La percusión rítmica sostenida entre 4 y 7 Hz induce estados theta cerebrales, facilitando la visualización, la introspección profunda y la liberación de traumas. Es la tecnología de curación más antigua de la humanidad, presente en todas las culturas sin excepción, desde el Paleolítico hasta hoy.
Las cuevas pintadas de Lascaux y Altamira —datadas hace más de 40.000 años— tienen una acústica diseñada deliberadamente para amplificar el sonido ritual. Los puntos donde se concentran las pinturas rupestres coinciden exactamente con los lugares de mayor reverberación acústica. El sonido era inseparable de lo sagrado.

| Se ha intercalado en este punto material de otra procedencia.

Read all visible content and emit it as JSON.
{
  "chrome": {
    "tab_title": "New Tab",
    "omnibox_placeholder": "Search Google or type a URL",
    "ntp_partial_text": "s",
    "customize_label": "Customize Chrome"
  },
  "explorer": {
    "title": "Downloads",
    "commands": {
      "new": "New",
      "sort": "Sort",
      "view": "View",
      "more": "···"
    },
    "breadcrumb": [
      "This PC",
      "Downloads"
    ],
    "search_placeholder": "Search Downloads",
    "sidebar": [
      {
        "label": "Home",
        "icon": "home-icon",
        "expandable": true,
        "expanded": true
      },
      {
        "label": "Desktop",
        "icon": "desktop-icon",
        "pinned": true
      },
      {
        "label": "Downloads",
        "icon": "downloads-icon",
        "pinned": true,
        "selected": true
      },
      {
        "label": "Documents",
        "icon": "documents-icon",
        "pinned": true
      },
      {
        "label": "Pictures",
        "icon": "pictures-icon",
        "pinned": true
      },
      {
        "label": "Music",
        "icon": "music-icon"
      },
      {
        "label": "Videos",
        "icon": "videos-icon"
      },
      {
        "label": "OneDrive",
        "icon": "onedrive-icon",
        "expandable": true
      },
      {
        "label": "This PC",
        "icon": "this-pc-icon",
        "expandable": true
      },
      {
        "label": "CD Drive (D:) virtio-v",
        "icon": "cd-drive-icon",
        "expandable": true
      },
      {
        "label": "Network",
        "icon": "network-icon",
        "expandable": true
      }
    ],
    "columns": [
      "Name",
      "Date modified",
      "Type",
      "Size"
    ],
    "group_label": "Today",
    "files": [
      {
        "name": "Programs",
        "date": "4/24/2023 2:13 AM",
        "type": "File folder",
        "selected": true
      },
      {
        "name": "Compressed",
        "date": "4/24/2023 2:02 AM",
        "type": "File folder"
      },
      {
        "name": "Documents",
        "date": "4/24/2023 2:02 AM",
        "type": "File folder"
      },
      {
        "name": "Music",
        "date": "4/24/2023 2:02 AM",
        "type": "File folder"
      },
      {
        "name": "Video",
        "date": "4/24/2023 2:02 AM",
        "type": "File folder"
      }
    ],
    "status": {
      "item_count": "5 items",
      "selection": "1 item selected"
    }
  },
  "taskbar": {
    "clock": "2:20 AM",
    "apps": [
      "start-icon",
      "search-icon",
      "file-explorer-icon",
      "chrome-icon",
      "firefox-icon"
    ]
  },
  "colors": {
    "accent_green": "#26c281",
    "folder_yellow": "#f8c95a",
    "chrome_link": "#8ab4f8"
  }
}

El ritmo repetitivo del tambor actúa como un entrainment sobre el sistema nervioso: las ondas cerebrales tienden a sincronizarse con el pulso rítmico externo. A 4–7 golpes por segundo, el cerebro entra en estado theta —el mismo estado que ocurre en meditación profunda, en el borde del sueño y en la hipnosis— sin necesidad de años de práctica meditativa.
En este estado, la Default Mode Network —la red neuronal de la rumiación y el pensamiento repetitivo— queda suprimida. En su lugar, emergen imágenes espontáneas, recuerdos sensoriales no verbales y sensaciones corporales que el estado ordinario de vigilia mantiene suprimidos. El tambor es una llave directa al inconsciente somático.
El ritmo del tambor no necesita explicación. Solo necesita ser sentido.